In 1956 a law was passed to distribute all ḵāleṣajāt except pastures, forests, buildings, and properties needed for government institutions. This task was entrusted to the ḵāleṣajāt department within the Ministry of Agriculture. Distribution started in 1958, but by 1961 only 55 of the 1,350 ḵāleṣa villages had been distributed, although the number of ḵāleṣa villages is variously reported (U.S. Army, pp. 453-54; Gharatchedaghi, pp. 47-66; Najmabadi, pp. 59-98). According to the 1956 census, the crown estate villages amounted to 812, or 2 percent of the total of some 40,000 villages (Iran Almanac, 1963, p. 386).

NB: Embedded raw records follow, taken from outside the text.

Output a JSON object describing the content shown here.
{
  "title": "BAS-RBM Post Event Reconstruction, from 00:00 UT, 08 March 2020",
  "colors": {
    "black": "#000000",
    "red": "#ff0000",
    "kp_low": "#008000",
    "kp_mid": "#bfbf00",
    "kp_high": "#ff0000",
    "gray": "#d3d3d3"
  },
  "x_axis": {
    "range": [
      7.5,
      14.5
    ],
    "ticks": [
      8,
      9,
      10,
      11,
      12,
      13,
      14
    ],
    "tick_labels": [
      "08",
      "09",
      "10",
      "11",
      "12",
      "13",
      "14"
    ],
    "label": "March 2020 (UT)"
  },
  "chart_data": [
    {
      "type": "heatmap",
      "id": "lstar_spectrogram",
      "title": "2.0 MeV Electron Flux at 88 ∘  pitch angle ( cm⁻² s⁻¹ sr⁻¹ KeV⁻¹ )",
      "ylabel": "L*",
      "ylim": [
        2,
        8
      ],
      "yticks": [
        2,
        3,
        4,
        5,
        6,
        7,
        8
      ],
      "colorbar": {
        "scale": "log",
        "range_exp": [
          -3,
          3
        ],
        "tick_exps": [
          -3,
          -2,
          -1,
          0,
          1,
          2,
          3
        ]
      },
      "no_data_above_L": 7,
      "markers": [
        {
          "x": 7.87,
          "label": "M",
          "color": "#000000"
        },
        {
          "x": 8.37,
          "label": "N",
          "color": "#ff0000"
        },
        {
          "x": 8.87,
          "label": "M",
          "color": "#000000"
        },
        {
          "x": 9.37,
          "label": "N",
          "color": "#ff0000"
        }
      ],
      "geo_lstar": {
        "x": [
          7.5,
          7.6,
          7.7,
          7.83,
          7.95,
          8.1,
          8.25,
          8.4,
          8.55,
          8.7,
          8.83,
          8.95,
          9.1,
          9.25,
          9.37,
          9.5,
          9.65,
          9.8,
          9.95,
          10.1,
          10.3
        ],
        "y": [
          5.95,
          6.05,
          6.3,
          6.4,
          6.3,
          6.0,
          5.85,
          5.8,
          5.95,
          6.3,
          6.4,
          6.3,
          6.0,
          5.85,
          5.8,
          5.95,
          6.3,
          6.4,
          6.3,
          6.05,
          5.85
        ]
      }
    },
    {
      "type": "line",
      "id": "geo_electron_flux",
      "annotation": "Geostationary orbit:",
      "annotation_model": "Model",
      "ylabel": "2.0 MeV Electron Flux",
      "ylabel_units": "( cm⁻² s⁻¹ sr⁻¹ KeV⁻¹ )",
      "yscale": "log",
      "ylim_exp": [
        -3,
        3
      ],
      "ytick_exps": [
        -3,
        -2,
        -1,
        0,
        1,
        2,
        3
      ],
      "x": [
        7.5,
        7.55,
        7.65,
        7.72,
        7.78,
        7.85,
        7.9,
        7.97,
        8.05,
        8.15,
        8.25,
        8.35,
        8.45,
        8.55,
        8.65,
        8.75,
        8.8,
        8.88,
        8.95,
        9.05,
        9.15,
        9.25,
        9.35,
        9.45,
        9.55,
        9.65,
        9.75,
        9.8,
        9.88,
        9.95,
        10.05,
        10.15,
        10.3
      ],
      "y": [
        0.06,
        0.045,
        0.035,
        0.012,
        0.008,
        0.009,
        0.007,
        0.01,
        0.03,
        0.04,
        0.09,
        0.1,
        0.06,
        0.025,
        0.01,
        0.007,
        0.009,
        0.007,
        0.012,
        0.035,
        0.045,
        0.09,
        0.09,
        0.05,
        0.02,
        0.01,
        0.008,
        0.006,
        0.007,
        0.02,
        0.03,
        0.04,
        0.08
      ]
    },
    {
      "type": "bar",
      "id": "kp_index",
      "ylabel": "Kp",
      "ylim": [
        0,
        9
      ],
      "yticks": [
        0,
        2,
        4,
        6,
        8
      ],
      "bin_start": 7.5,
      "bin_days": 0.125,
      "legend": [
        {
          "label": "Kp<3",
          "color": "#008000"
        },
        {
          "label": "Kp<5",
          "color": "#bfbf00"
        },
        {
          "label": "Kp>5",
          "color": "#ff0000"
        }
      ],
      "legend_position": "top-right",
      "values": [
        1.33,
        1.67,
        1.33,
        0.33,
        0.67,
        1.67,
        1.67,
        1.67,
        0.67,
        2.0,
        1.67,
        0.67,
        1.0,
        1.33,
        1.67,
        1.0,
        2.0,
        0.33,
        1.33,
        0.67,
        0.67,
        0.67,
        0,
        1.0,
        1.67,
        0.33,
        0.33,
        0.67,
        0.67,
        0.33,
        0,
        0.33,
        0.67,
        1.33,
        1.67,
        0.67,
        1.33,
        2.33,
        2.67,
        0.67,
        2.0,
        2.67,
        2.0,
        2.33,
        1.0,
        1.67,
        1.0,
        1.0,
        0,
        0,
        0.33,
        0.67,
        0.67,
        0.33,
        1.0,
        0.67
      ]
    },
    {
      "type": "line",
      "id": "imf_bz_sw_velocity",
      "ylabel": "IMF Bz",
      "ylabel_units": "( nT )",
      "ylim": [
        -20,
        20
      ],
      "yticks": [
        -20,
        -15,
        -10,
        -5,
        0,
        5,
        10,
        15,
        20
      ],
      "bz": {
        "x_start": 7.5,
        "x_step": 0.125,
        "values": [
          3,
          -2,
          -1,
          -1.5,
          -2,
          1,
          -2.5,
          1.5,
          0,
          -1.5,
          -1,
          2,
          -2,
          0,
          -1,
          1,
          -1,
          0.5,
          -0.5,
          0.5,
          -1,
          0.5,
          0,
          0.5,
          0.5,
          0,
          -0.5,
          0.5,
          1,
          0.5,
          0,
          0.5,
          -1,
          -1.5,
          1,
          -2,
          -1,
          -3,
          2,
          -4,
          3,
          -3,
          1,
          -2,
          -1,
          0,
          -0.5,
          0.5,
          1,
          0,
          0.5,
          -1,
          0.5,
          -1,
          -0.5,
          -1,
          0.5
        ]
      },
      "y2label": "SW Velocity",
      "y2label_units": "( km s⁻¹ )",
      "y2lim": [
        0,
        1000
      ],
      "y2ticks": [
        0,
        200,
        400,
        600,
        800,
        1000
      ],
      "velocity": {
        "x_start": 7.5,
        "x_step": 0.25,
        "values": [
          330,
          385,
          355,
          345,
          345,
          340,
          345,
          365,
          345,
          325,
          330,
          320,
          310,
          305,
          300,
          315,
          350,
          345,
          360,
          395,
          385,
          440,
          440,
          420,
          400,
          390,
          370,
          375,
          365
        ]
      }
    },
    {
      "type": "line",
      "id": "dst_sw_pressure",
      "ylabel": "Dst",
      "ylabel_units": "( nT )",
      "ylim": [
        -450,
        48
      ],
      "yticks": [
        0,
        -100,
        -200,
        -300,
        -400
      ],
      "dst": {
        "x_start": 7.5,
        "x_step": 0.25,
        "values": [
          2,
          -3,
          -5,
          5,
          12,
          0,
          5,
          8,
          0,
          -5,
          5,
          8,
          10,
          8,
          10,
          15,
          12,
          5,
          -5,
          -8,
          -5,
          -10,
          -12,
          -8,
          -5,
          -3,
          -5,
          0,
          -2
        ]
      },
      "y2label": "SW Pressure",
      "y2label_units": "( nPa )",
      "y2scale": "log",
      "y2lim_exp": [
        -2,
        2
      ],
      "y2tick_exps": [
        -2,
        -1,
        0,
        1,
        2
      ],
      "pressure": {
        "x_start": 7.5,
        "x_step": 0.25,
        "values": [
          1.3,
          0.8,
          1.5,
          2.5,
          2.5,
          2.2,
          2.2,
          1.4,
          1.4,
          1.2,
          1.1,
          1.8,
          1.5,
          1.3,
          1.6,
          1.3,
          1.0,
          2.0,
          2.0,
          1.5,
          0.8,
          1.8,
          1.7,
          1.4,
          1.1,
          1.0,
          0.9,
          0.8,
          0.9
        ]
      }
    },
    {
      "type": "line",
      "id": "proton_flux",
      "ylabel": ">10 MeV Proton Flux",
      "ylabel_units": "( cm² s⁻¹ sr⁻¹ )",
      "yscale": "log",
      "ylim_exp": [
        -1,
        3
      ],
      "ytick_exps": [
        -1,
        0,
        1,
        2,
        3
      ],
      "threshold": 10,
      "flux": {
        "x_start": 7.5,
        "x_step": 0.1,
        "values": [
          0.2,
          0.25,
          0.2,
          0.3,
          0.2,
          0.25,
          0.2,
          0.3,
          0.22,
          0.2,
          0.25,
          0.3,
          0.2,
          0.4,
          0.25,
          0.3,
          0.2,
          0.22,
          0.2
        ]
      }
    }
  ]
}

A new land-reform law passed in 1962 would speed up the land distribution process. On 31 January 1963, the newspaper Eṭṭelāʿāt reported that, between 1953 and 1962, 517 of 1,008 villages had been distributed (that is, long-term leased) by the shah; the remainder were in dispute, and their title had been transferred to the Pahlavi Foundation for distribution. State-owned estates in urban areas were sold to the highest bidders (Iran Almanac, 1963, p. 395; for later years see ibid., 1965, p. 525; 1966, pp. 571-72; 1968, p. 534; 1969, pp. 522-23; 1970, pp. 523-24; 1972, pp. 560-61; 1973, pp. 406-7; Lambton, 1969, pp. 118-19, 156-61; Najmabadi, pp. 99-100). This signaled the end of ḵāleṣa property in Iran.